AFTER Mamma Mia! and Indiana Jones and the Kingdom of the Crystal Skull, I could be forgiven, I think, for almost losing faith in the cinema-going experience.
Appropriate, then, that the film that has restored it was viewed by me this evening not in the cinema, but on DVD. And given that Cloverfield is supposed to be a hand-held video camera’s view of an epic occurrence (an attack on Manhattan by a big, unidentified beastie), it was probably the best way of seeing it.
In this respect it’s a bit like The Blair Witch Project – intended to be viewed as an amateur’s take on dramatic events, rather than Hollywood’s. Of course, everyone in Cloverfield looks like they’ve come straight from the catwalk, but that’s par for the course.

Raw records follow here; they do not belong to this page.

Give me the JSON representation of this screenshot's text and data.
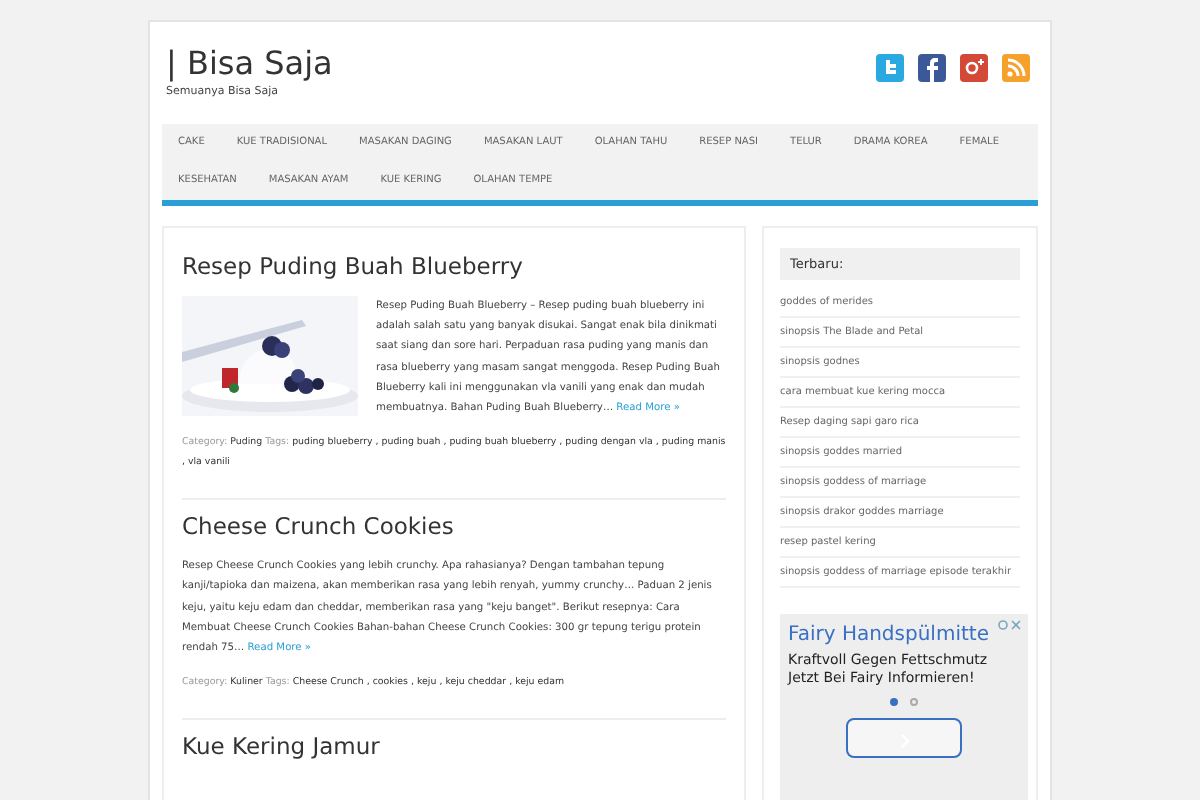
{
  "site": {
    "title": "| Bisa Saja",
    "tagline": "Semuanya Bisa Saja"
  },
  "social": [
    {
      "kind": "twitter"
    },
    {
      "kind": "facebook"
    },
    {
      "kind": "googleplus"
    },
    {
      "kind": "rss"
    }
  ],
  "nav": [
    "CAKE",
    "KUE TRADISIONAL",
    "MASAKAN DAGING",
    "MASAKAN LAUT",
    "OLAHAN TAHU",
    "RESEP NASI",
    "TELUR",
    "DRAMA KOREA",
    "FEMALE",
    "KESEHATAN",
    "MASAKAN AYAM",
    "KUE KERING",
    "OLAHAN TEMPE"
  ],
  "posts": [
    {
      "title": "Resep Puding Buah Blueberry",
      "has_image": true,
      "excerpt": "Resep Puding Buah Blueberry – Resep puding buah blueberry ini adalah salah satu yang banyak disukai. Sangat enak bila dinikmati saat siang dan sore hari. Perpaduan rasa puding yang manis dan rasa blueberry yang masam sangat menggoda. Resep Puding Buah Blueberry kali ini menggunakan vla vanili yang enak dan mudah membuatnya. Bahan Puding Buah Blueberry…",
      "read_more": "Read More »",
      "category_label": "Category:",
      "category": "Puding",
      "tags_label": "Tags:",
      "tag_separator": ",",
      "tags": [
        "puding blueberry",
        "puding buah",
        "puding buah blueberry",
        "puding dengan vla",
        "puding manis",
        "vla vanili"
      ]
    },
    {
      "title": "Cheese Crunch Cookies",
      "has_image": false,
      "excerpt": "Resep Cheese Crunch Cookies yang lebih crunchy. Apa rahasianya? Dengan tambahan tepung kanji/tapioka dan maizena, akan memberikan rasa yang lebih renyah, yummy crunchy… Paduan 2 jenis keju, yaitu keju edam dan cheddar, memberikan rasa yang \"keju banget\". Berikut resepnya: Cara Membuat Cheese Crunch Cookies Bahan-bahan Cheese Crunch Cookies: 300 gr tepung terigu protein rendah 75…",
      "read_more": "Read More »",
      "category_label": "Category:",
      "category": "Kuliner",
      "tags_label": "Tags:",
      "tag_separator": ",",
      "tags": [
        "Cheese Crunch",
        "cookies",
        "keju",
        "keju cheddar",
        "keju edam"
      ]
    },
    {
      "title": "Kue Kering Jamur"
    }
  ],
  "sidebar": {
    "heading": "Terbaru:",
    "links": [
      "goddes of merides",
      "sinopsis The Blade and Petal",
      "sinopsis godnes",
      "cara membuat kue kering mocca",
      "Resep daging sapi garo rica",
      "sinopsis goddes married",
      "sinopsis goddess of marriage",
      "sinopsis drakor goddes marriage",
      "resep pastel kering",
      "sinopsis goddess of marriage episode terakhir"
    ]
  },
  "ad": {
    "headline": "Fairy Handspülmitte",
    "body": "Kraftvoll Gegen Fettschmutz Jetzt Bei Fairy Informieren!",
    "pages": [
      {
        "selected": true
      },
      {
        "selected": false
      }
    ]
  }
}
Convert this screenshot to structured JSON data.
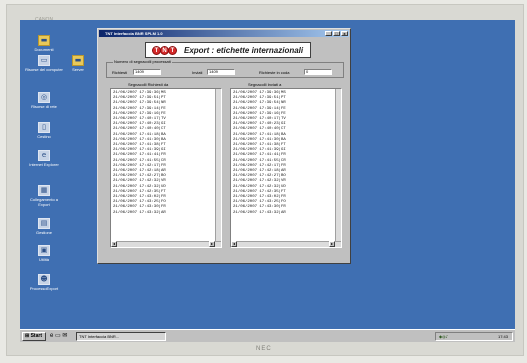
{
  "monitor": {
    "bezel_text": "CANON",
    "brand": "NEC"
  },
  "desktop_icons": [
    {
      "label": "Documenti",
      "icon": "folder-icon"
    },
    {
      "label": "Risorse del computer",
      "icon": "computer-icon"
    },
    {
      "label": "Risorse di rete",
      "icon": "network-icon"
    },
    {
      "label": "Cestino",
      "icon": "recycle-bin-icon"
    },
    {
      "label": "Internet Explorer",
      "icon": "internet-explorer-icon"
    },
    {
      "label": "Collegamento a Export",
      "icon": "shortcut-icon"
    },
    {
      "label": "Gestione",
      "icon": "app-icon"
    },
    {
      "label": "Utilità",
      "icon": "utility-icon"
    },
    {
      "label": "ProcessoExport",
      "icon": "user-icon"
    },
    {
      "label": "Server",
      "icon": "folder-icon"
    }
  ],
  "window": {
    "title": "TNT Interfaccia BNR SPLM 1.0",
    "header_title": "Export : etichette internazionali",
    "logo_letters": [
      "T",
      "N",
      "T"
    ],
    "buttons": {
      "minimize": "_",
      "maximize": "□",
      "close": "x"
    },
    "group_label": "Numero di segnacolli processati",
    "fields": [
      {
        "label": "Richiesti",
        "value": "1409"
      },
      {
        "label": "Inviati",
        "value": "1409"
      },
      {
        "label": "Richieste in coda",
        "value": "0"
      }
    ],
    "left_list_label": "Segnacolli Richiesti da",
    "right_list_label": "Segnacolli Inviati a",
    "left_rows": [
      "21/06/2007 17:39:36|MS",
      "21/06/2007 17:39:51|PT",
      "21/06/2007 17:39:54|NR",
      "21/06/2007 17:39:14|FE",
      "21/06/2007 17:39:16|FE",
      "21/06/2007 17:40:17|TV",
      "21/06/2007 17:40:23|GI",
      "21/06/2007 17:40:40|CT",
      "21/06/2007 17:41:18|BA",
      "21/06/2007 17:41:30|BA",
      "21/06/2007 17:41:38|FT",
      "21/06/2007 17:41:39|GI",
      "21/06/2007 17:41:41|FR",
      "21/06/2007 17:41:55|CR",
      "21/06/2007 17:42:17|FR",
      "21/06/2007 17:42:18|AR",
      "21/06/2007 17:42:27|BO",
      "21/06/2007 17:42:32|VR",
      "21/06/2007 17:42:32|UD",
      "21/06/2007 17:42:35|FT",
      "21/06/2007 17:43:02|FR",
      "21/06/2007 17:43:25|FO",
      "21/06/2007 17:43:30|FR",
      "21/06/2007 17:43:32|AR"
    ],
    "right_rows": [
      "21/06/2007 17:39:36|MS",
      "21/06/2007 17:39:51|PT",
      "21/06/2007 17:39:54|NR",
      "21/06/2007 17:39:14|FE",
      "21/06/2007 17:39:16|FE",
      "21/06/2007 17:40:17|TV",
      "21/06/2007 17:40:23|GI",
      "21/06/2007 17:40:40|CT",
      "21/06/2007 17:41:18|BA",
      "21/06/2007 17:41:30|BA",
      "21/06/2007 17:41:38|FT",
      "21/06/2007 17:41:39|GI",
      "21/06/2007 17:41:41|FR",
      "21/06/2007 17:41:55|CR",
      "21/06/2007 17:42:17|FR",
      "21/06/2007 17:42:18|AR",
      "21/06/2007 17:42:27|BO",
      "21/06/2007 17:42:32|VR",
      "21/06/2007 17:42:32|UD",
      "21/06/2007 17:42:35|FT",
      "21/06/2007 17:43:02|FR",
      "21/06/2007 17:43:25|FO",
      "21/06/2007 17:43:30|FR",
      "21/06/2007 17:43:32|AR"
    ]
  },
  "taskbar": {
    "start_label": "Start",
    "quick_launch_icons": [
      "ie-icon",
      "desktop-icon",
      "outlook-icon"
    ],
    "task_label": "TNT Interfaccia BNR...",
    "tray_icons": [
      "network-icon",
      "volume-icon",
      "antivirus-icon"
    ],
    "clock": "17:43"
  },
  "colors": {
    "desktop": "#3f6fb2",
    "title_start": "#0a246a",
    "title_end": "#a6caf0",
    "logo_red": "#d42a2a"
  }
}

It was riveting: scary, suspenseful, well acted, well written, funny in parts, original, almost believable. And I cared about the characters and their fate.
Given the hype surrounding it, I was prepared to be disappointed, but I wasn’t. Because of the hype surrounding Mamma Mia! and Indiana Jones, I had been expecting to enjoy, but I didn’t.
What does that tell you? Not much, except that sometimes it’s worth bringing a more experimental approach to movie making. Rent or buy Cloverfield and tell me I’m wrong.